The first pedestrian to be killed in Connecticut this year was Emily Piasecki in Killingly. The mother of two was using Route 101 in the early morning. There are no sidewalks, no marked crosswalks, and the speed limit is 45. It was dark and street lighting was non-existent. This rural road is designed to kill.
In April, a publicly unidentified woman was killed in the early morning while using five-lane Route 162 in West Haven. There is housing, retail, and bus stops, but the design does not suggest a person moving outside a car should have access to any of them. There is no marked crosswalk or pedestrian signal at the nearest intersection, and the sidewalk is inconsistent.
In June, Shawn Kiefer was pedaling along Route 800 in Torrington when a driver ran off the roadway, striking and killing her. The speed limit is 45 mph. Kiefer was cycling on the narrow shoulder where the only thing separating her from a car was a line of white paint.

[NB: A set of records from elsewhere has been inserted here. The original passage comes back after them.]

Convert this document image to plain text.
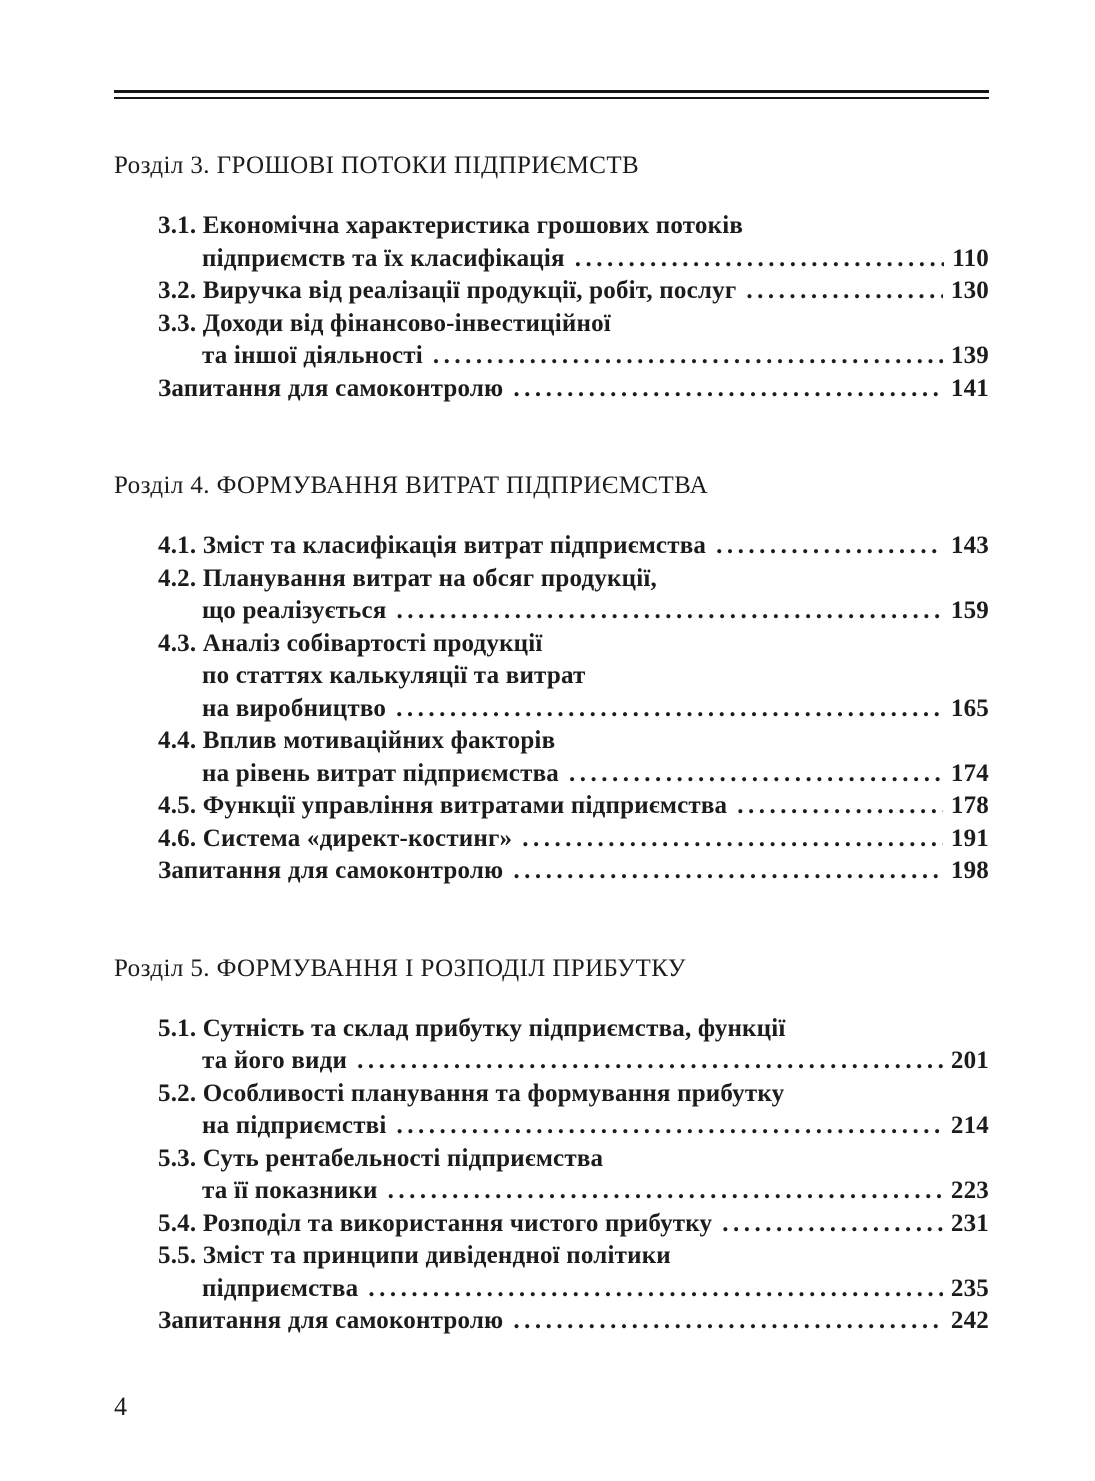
Розділ 3. ГРОШОВІ ПОТОКИ ПІДПРИЄМСТВ
3.1. Економічна характеристика грошових потоків
підприємств та їх класифікація .....	110
3.2. Виручка від реалізації продукції, робіт, послуг .....	130
3.3. Доходи від фінансово-інвестиційної
та іншої діяльності .....	139
Запитання для самоконтролю .....	141
Розділ 4. ФОРМУВАННЯ ВИТРАТ ПІДПРИЄМСТВА
4.1. Зміст та класифікація витрат підприємства .....	143
4.2. Планування витрат на обсяг продукції,
що реалізується .....	159
4.3. Аналіз собівартості продукції
по статтях калькуляції та витрат
на виробництво .....	165
4.4. Вплив мотиваційних факторів
на рівень витрат підприємства .....	174
4.5. Функції управління витратами підприємства .....	178
4.6. Система «директ-костинг» .....	191
Запитання для самоконтролю .....	198
Розділ 5. ФОРМУВАННЯ І РОЗПОДІЛ ПРИБУТКУ
5.1. Сутність та склад прибутку підприємства, функції
та його види .....	201
5.2. Особливості планування та формування прибутку
на підприємстві .....	214
5.3. Суть рентабельності підприємства
та її показники .....	223
5.4. Розподіл та використання чистого прибутку .....	231
5.5. Зміст та принципи дивідендної політики
підприємства .....	235
Запитання для самоконтролю .....	242
4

The patterns in these deadly collisions are impossible not to see, yet decision-makers have been unwilling to take meaningful action up until this last year.
Roughly half of all pedestrian fatalities in Connecticut are on state roads, even though these roadways make up around 20% of road miles. That alone should tell you something.
Almost 10 years after the CTDOT issued a vague Complete Streets policy statement, the agency amended its design guidance. Had the CTDOT’s Complete Streets directive existed years ago, the recent Route 44 redesign through Hartford would not have included sharrows. These are markings that only the rarest of birds can explain, rendering them useless. Sharrows are the road treatment nobody asks for, and safety advocates have suspected that their existence has been a way for engineers to have the appearance of doing something for cyclists, while in fact changing nothing at all about the status quo.
CTDOT’s Complete Streets directive that went into effect on Sept. 1, 2023 tells designers how and when to use bicycle facilities, and defines what qualifies as one: sharrows are not on the list. Instead, designers may work with designs that work: bike lanes, including those that are buffered by paint and those separated and physically protected by vertical elements including sturdy bollards, flexible plastic posts, flower pots, and more. Side paths and shared use paths are permitted, and in this case, the shared space is among those traveling at low speeds.
Paved outside shoulders are considered acceptable if the posted speed is under 40 mph or the traffic volume is fewer than 18,000 vehicles per day. With this guidance, all three cyclists killed this year could have had safer streets – Route 1 in Stonington, 80 in East Haven, and 800 in Torrington – and might still be with us.
The new Complete Streets directive also has something to say about bus stops to nowhere, like the one on West Haven’s Route 162 near where a person was killed in April. A stop that is a sign but lacking sidewalk is now officially unacceptable. Stops with either infrequent service or high usage would be eligible for benches and shelters, providing dignity and comfort to public transit users.
The document describes design criteria for more general pedestrian infrastructure, too. Certain types of roads, like those in rural town centers and in areas where pedestrian traffic is expected – such as near housing and shopping plazas – should have sidewalks on both sides of the road, and it needs to be wide enough to accommodate those using wheelchairs and other mobility aids.
But, there are caveats and loopholes galore. It’s easy to imagine how someone wishing to remain behind the times might take something like this statement as an excuse to ignore the safety of all road users: “Designers should select bicycle facilities that provide bicyclists with a suitable accommodation and are feasible to implement given considerations such as, but not limited to, available right-of-way, geometric constraints, construction cost, and maintenance factors.” Will it be as simple as a designer saying “there just wasn’t enough room for a bike lane on the six-lane road”? How will CTDOT ensure that “every reasonable effort” has been “made to design projects within the ranges of standards”?
The Complete Streets design criteria is a potential gamechanger, but it promises that safety advocates will need to get even more serious and organized. If we want liveable communities, we are going to have to be persistent in challenging those who might not be motivated to readily embrace the new rules – the difference is now we have a clear set of rules that we can point to.